As of this writing, the United States Senate Foreign Relations Committee approved, in a contentious 10-7 vote, presidential authorization for missile strikes on key Syrian military locations with the intent of degrading President Bashar Al-Assad’s ability to use chemical weapons against rebel factions. While the authorization must now move through the general Senate body and through the House of Representatives before the vote has been totally approved, many Americans are scratching their heads and wondering why these attacks are being considered at all.

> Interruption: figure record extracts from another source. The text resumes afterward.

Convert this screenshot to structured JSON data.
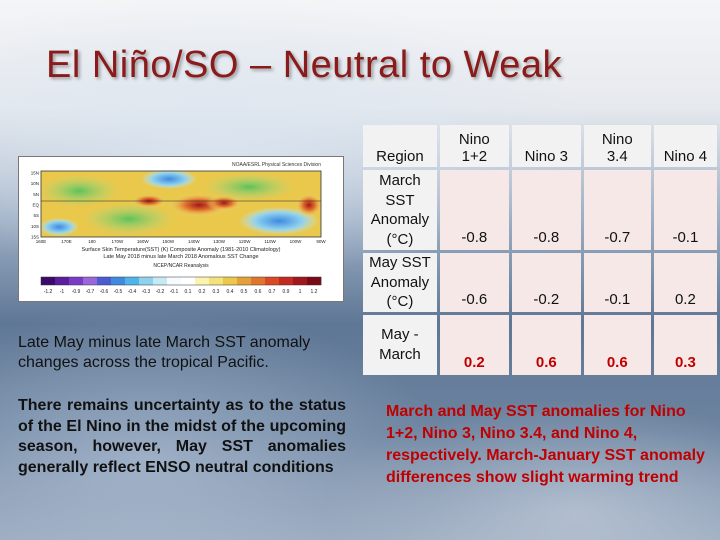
{
  "title": "El Niño/SO – Neutral to Weak",
  "map": {
    "header_right": "NOAA/ESRL Physical Sciences Division",
    "caption_line1": "Surface Skin Temperature(SST) (K) Composite Anomaly (1981-2010 Climatology)",
    "caption_line2": "Late May 2018 minus late March 2018 Anomalous SST Change",
    "caption_line3": "NCEP/NCAR Reanalysis",
    "lat_labels": [
      "15N",
      "10N",
      "5N",
      "EQ",
      "5S",
      "10S",
      "15S"
    ],
    "lon_labels": [
      "160E",
      "170E",
      "180",
      "170W",
      "160W",
      "150W",
      "140W",
      "130W",
      "120W",
      "110W",
      "100W",
      "90W"
    ],
    "colorbar_labels": [
      "-1.2",
      "-1",
      "-0.9",
      "-0.7",
      "-0.6",
      "-0.5",
      "-0.4",
      "-0.3",
      "-0.2",
      "-0.1",
      "0.1",
      "0.2",
      "0.3",
      "0.4",
      "0.5",
      "0.6",
      "0.7",
      "0.9",
      "1",
      "1.2"
    ],
    "colorbar_colors": [
      "#3b0a6b",
      "#5b1e9e",
      "#7d3ac7",
      "#9a66d9",
      "#4b5cd1",
      "#3f8ae0",
      "#4fb4ea",
      "#8fd2ef",
      "#c7e9f4",
      "#f5fbff",
      "#ffffff",
      "#fdf3b0",
      "#f4e27a",
      "#e9c84c",
      "#e5a03a",
      "#e1752d",
      "#d94a24",
      "#c42a1f",
      "#a3161c",
      "#7a0b16"
    ]
  },
  "left_caption": "Late May minus late March SST anomaly changes across the tropical Pacific.",
  "left_note": "There remains uncertainty as to the status of the El Nino in the midst of the upcoming season, however, May SST anomalies generally reflect ENSO neutral conditions",
  "right_caption": "March and May SST anomalies for Nino 1+2, Nino 3, Nino 3.4, and Nino 4, respectively. March-January SST anomaly differences show slight warming trend",
  "table": {
    "headers": [
      "Region",
      "Nino 1+2",
      "Nino 3",
      "Nino 3.4",
      "Nino 4"
    ],
    "rows": [
      {
        "label": "March SST Anomaly (°C)",
        "values": [
          "-0.8",
          "-0.8",
          "-0.7",
          "-0.1"
        ]
      },
      {
        "label": "May SST Anomaly (°C)",
        "values": [
          "-0.6",
          "-0.2",
          "-0.1",
          "0.2"
        ]
      },
      {
        "label": "May - March",
        "values": [
          "0.2",
          "0.6",
          "0.6",
          "0.3"
        ]
      }
    ]
  }
}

While party leadership on both the left and the right are pushing for focused, limited strikes, the general public’s opinion is nearly united in opposition to intervention. The representatives in the House are split on the subject, and our Nobel Peace Prize-winning president is looking rather flustered as he frantically rushes around trying to get the votes he needs to authorize this strike. Although he insisted he doesn’t even need approval from the people’s representatives when he stated “I believe I have the authority to carry out this military action without specific congressional authorization,” here are three reasons congressional representatives should vote no to Syrian intervention:
1. No one wants this war. The American public is tired of war in the Middle East. Citizens quickly grew frustrated with the wars in Iraq and Afghanistan under the Bush administration, grew distrustful of the federal government’s goals and the extent of America’s interest in the region. The public became disdainful of the anti-liberty legislation that came packaged with these wars. A recent Gallup Poll conducted Sept. 3 and 4 indicated that only 36 percent of the public supports Syrian intervention. Our friends across the pond see the issue in largely the same light; the United Kingdom’s House of Commons voted against military action, a once stalwart President François Hollande of France is now not so sure about intervention and no other countries in the international community seem to be stepping up to the plate. Robert Scales, a retired Army major general and a former commandant of the U.S. Army War College, wrote that, “After personal exchanges with dozens of active and retired soldiers in recent days, I feel confident that what follows represents the overwhelming opinion of serving professionals,” and then stated, about these military professionals, “They are embarrassed to be associated with the amateurism of the Obama administration’s attempts to craft a plan that makes strategic sense.” He noted that the overwhelming sense among our armed forces is one of resignation and a sense of outrage.
2. The enemy of our enemy is our enemy. In Syria, the various rebel factions whom we are claiming to be assisting do not have a single coherent ideology and often are vehemently opposed to the United States. Al Qaeda-linked rebels have been persecuting Syria’s Christian populations. While the largest rebel faction, the Free Syrian Army, has declared itself to be non-sectarian. Two other groups, the Syrian Liberation Front and the Syrian Islamic Front, both espouse Islamist ideology. In addition, a number of members of the Free Syrian Army fighters have joined Jabhat al-Nusra whose “fighters came from Iraq’s post-war insurgency and have pledged allegiance to Al-Qaeda in Iraq,” according to Alex Bennett in World magazine. Various human rights abuses have also been named on the rebel’s side. Commander Khalid al-Hamed ate a dead man’s heart on a shocking camera-phone video posted online. A recent video posted by rebel leadership seems to be implying the rebels would also seek their own chemical weapons to use. A German newspaper recently reported President Bashar al-Assad did not personally order any chemical weapons attacks, a claim which he himself supported in a recent PBS interview. The confidential evidence John Kerry kept mentioning in Senate hearings seems to indicate that Assad’s government was indeed responsible for the chemical attacks in his country, but if the evidence is that definitive, why should the US not release it to help clear up this muddled situation?
3. It’s none of our business. The estimated death toll in Syria is around 100,000 people, so why is the United States just now deciding to intervene? Why are we the only country that seems to want to intervene? Why are chemical weapons a “red line” on the international level when their use has had so little effect on the actual outcome of the war? At the end of the day, while the death toll in Syria is terrible, the United States has no national interest in the country. In fact, there has been talk that Israel is nervous about our intervention because of Syrian, Iranian and Hezbollah retaliation on Israel, our ally. A lack of national interest in the conflict arguably makes intervention illegal without congressional approval.
The United States constitution gives congress the power to declare war, and while congress has frequently avoided an outright declaration, it justified itself by legislating away its authority through the War Powers Act, which gives the president unilateral power to authorize limited military engagements only after a declaration of war, or with specific statutory authorization, or when a national emergency is created by attack upon the United States, its territories or possessions, or its armed forces. The Syrian intervention proposed by Obama does not meet the third requirement, and depending on the vote outcome, may not meet the first two. Using this line of argument, unless Congress approves military action, despite what Obama seems to think, his actions would be illegal.